Un projet de « Renforcement de la résilience communautaire à travers la promotion de l’emploi en faveur des jeunes à risque », financé par le Japon et le PNUD, a été mené dans les provinces de Bujumbura Mairie, Makamba et Rumonge. En tout, 1015 jeunes ont participé à des travaux communautaires temporaires pour constituer un pécule et pouvoir ensuite créer leur propre petite entreprise ou coopérative.


Par Patrice Brizard et Aaron Nsavyimana

Bujumbura – Depuis quelques années, le chômage des jeunes, y compris le chômage des femmes, n’a cessé d’augmenter au Burundi, et les jeunes étaient nombreux, en 2015, à participer aux manifestations de rue, à la suite des problèmes politiques survenus dans le pays.

Les jeunes, désœuvrés et sans perspective d’avenir, sont exposés à différents dangers, comme la manipulation politique, la consommation de drogues, le banditisme, le vol, le viol, etc. IIs constituent alors une menace pour la cohésion sociale du pays.
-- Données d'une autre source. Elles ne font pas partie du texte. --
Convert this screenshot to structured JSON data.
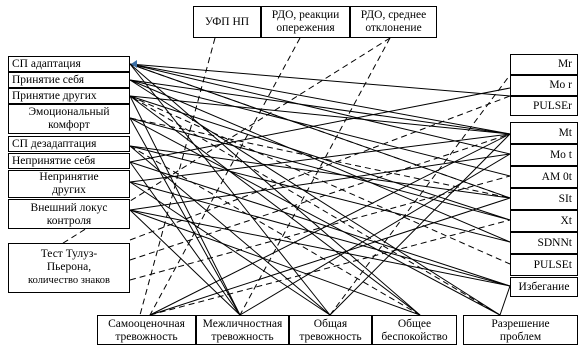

La promotion et la création d’emplois pour et par les jeunes, ainsi que la mise en œuvre de programmes d’acquisition de compétences professionnelles, sont donc une priorité si l’on veut permettre à la jeunesse burundaise de trouver un emploi décent et productif, qui contribuera à la sortir de l’ornière dans laquelle elle se trouve enlisée, et à lui redonner confiance en l’avenir. 

C’est dans cette perspective, qu’en mars 2017 le PNUD et le Japon, en partenariat avec le gouvernement du Burundi, ont décidé de financer un projet de « Renforcement de la résilience communautaire à travers la promotion de l’emploi en faveur des jeunes à risque ». Le projet, qui est basé sur les principes dits de “Cash for Work“ (Argent contre travail) et de travaux « HIMO » (haute intensité de main d’œuvre), avait pour objectif de créer des emplois temporaires à destination des jeunes femmes et jeunes hommes non qualifiés des groupes sociaux marginalisés, puis de leur permettre d'acquérir plus de capacités, d’être mieux organisés et outillés pour démarrer de petites entreprises rentables à l’issue du projet.

Enfin, le projet encourage une approche inclusive et sensible au genre, pour que ces jeunes participent au développement communautaire afin d’obtenir une meilleure cohésion sociale et un changement de comportement en faveur de l’égalité entre les sexes et une meilleure autonomisation des femmes.

© PNUD Burundi / Patrice Brizard / 2018 – Les jeunes bénéficiaires ont eu la possibilité de suivre des formations dans différents domaines comme ici la couture.
© PNUD Burundi / Patrice Brizard / 2018 – Les jeunes bénéficiaires ont eu la possibilité de suivre des formations dans différents domaines comme ici la couture. L’acquisition de ces nouvelles compétences leur permet de se doter d’un métier et d’augmenter ensuite leurs chances de pérenniser leur projet de création d’entreprise ou de coopérative.

Ce projet a été mené dans les provinces de Bujumbura Mairie, Makamba et Rumonge. À Bujumbura, sa mise en œuvre a été confiée à Word Vision International qui en a cédé l’exécution au Centre d’encadrement de développement des anciens combattants (CEDAC). Mille quinze jeunes ont ainsi été recrutés dans le cadre du projet qui s’est terminé en mars 2018.

Pendant trois mois, les jeunes bénéficiaires ont participé à des travaux de réhabilitation d’infrastructures communautaires, moyennant un salaire journalier de trois dollars, dont un dollar a été destiné à l’épargne. Celle-ci va maintenant pouvoir leur servir de capital de base pour constituer de petites entreprises ou coopératives rentables et pérennes.

À la fin des travaux, les jeunes ont également eu la possibilité de suivre des formations dans les domaines de la transformation agroalimentaire, la mécanique, la couture et l’informatique. L’acquisition de ces nouvelles compétences leur a permis de se doter d’un métier et les a éloignés des dangers liés au désœuvrement. « Nous sommes désormais occupés avec du travail, plus question d’être d’aller trainer et de se laisser tenter par l’alcool, les mauvais coups et la drogue pour tromper l’ennui », disent-ils, d’autant plus qu’ils constatent une transformation de leurs conditions de vie.